Fiction Writing Genres Explained

Western
Maybe you’d like to write about how the West was really won. Two time frames to consider in this category. Most Westerns are set after the Civil War period. But you can also have Modern Westerns. And in the West, you’ll find cowboys, Indians, lawmen, townspeople, etc. Women are also breaking new ground with a genre labeled as Women’s Westerns.

Horror/Occult
Will people turn on all the lights in their house just to read your book? If you can hear those blood-curdling screams in your head, then you must be a Horror/Occult writer. Monsters, vampires, werewolves, ghosts and other living dead or dead-dead all belong in these scary books.

Romance
These novels are mainly geared towards women. They usually involve sex but not as elaborate as the Erotic genre. Several subcategories fall into the Romance genre. There’s Contemporary, which is a period piece. Gothic usually highlights an inexperienced girl living in an old house or castle. She’s pursued by an evil man but is rescued by a handsome prince, so-to-speak. Historical Romances now include the Bodice-Ripper subgenre, where relations can get quite rough.

Action/Adventure/Thriller
You’re mainly looking at a fast-paced novel. A hero. A villain. Both the hero and the villain are seeking the same goal. Most take place in an exotic setting.

Mystery
This genre also includes Crime, Detective and Caper novels. Most involve the crime of murder. Chapters are spent trying to solve the murder. Some of these just have crime.
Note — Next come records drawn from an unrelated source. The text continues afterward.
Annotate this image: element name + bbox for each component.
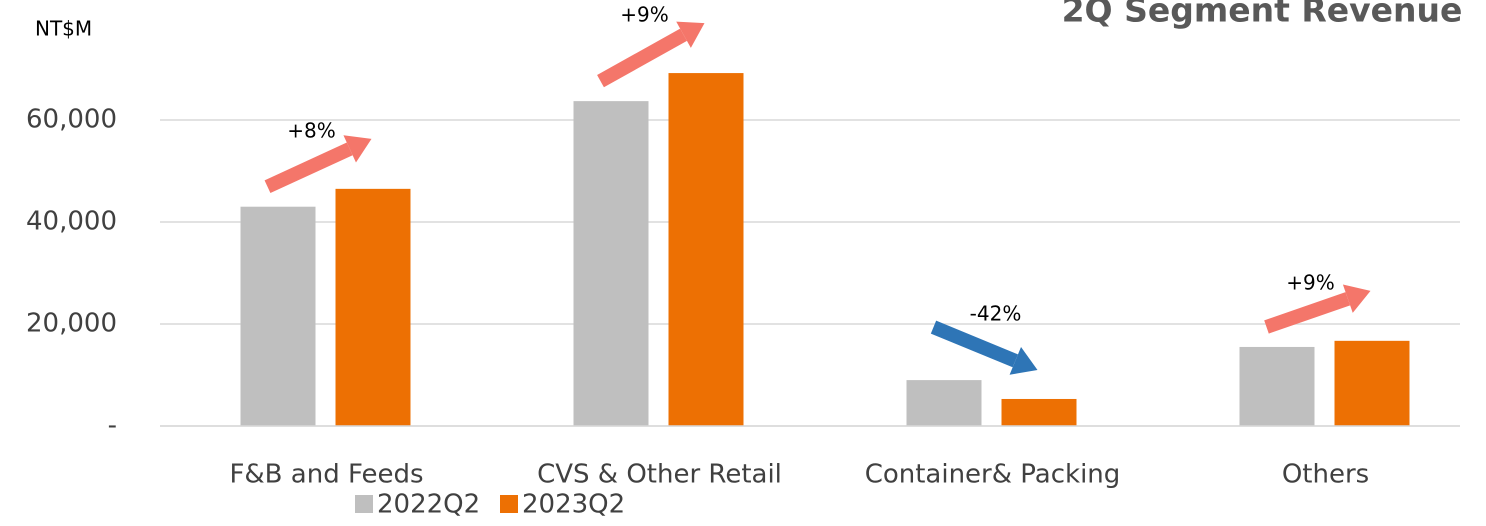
trend-arrow-head [343,135,372,163]
annotation: +9% [620,3,669,27]
trend-arrow-head [1342,284,1371,313]
annotation: +8% [287,118,336,142]
annotation: -42% [970,302,1022,326]
x-tick-label: Container& Packing [865,460,1121,490]
bar [573,101,649,426]
x-tick-label: CVS & Other Retail [537,460,782,490]
bar [906,380,982,426]
legend-swatch [500,495,518,513]
trend-arrow-head [1009,346,1038,375]
bar [1334,340,1410,426]
trend-arrow-shaft [930,320,1018,368]
y-tick-label: - [108,411,117,441]
x-tick-label: Others [1282,460,1369,490]
trend-arrow-shaft [597,28,687,88]
bar [1239,346,1315,426]
bar [668,73,744,426]
y-tick-label: 20,000 [26,309,117,339]
y-tick-label: 40,000 [26,207,117,237]
y-tick-label: 60,000 [26,105,117,135]
trend-arrow-shaft [264,142,353,194]
bar [335,188,411,426]
bar [1001,398,1077,426]
annotation: +9% [1286,270,1335,294]
bar [240,206,316,426]
chart-title: 2Q Segment Revenue [1062,0,1463,30]
legend-label: 2022Q2 [377,490,480,520]
legend-swatch [355,495,373,513]
trend-arrow-shaft [1264,292,1351,334]
x-tick-label: F&B and Feeds [229,460,423,490]
legend-label: 2023Q2 [522,490,625,520]
trend-arrow-head [676,21,705,48]
y-axis-label: NT$M [35,17,92,41]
Breaking these categories down even further, you’ll find clues, hard-boiled action or even romances within the story line in Detective and Mystery novels.

Young Adult
Publishers can break the Young Adult genre down into Sci-Fi, Thriller, Mystery, etc. The primary goal is to have a protagonist that’s the same age as the intended audience. Young Adult usually ranges in ages from 12 to 18 and sometimes in the early 20s.

Understanding these different genres helps you focus on a specific group so you can become the next Judith Krantz, Stephen King, Judy Blume, John Grisham – no matter what you write!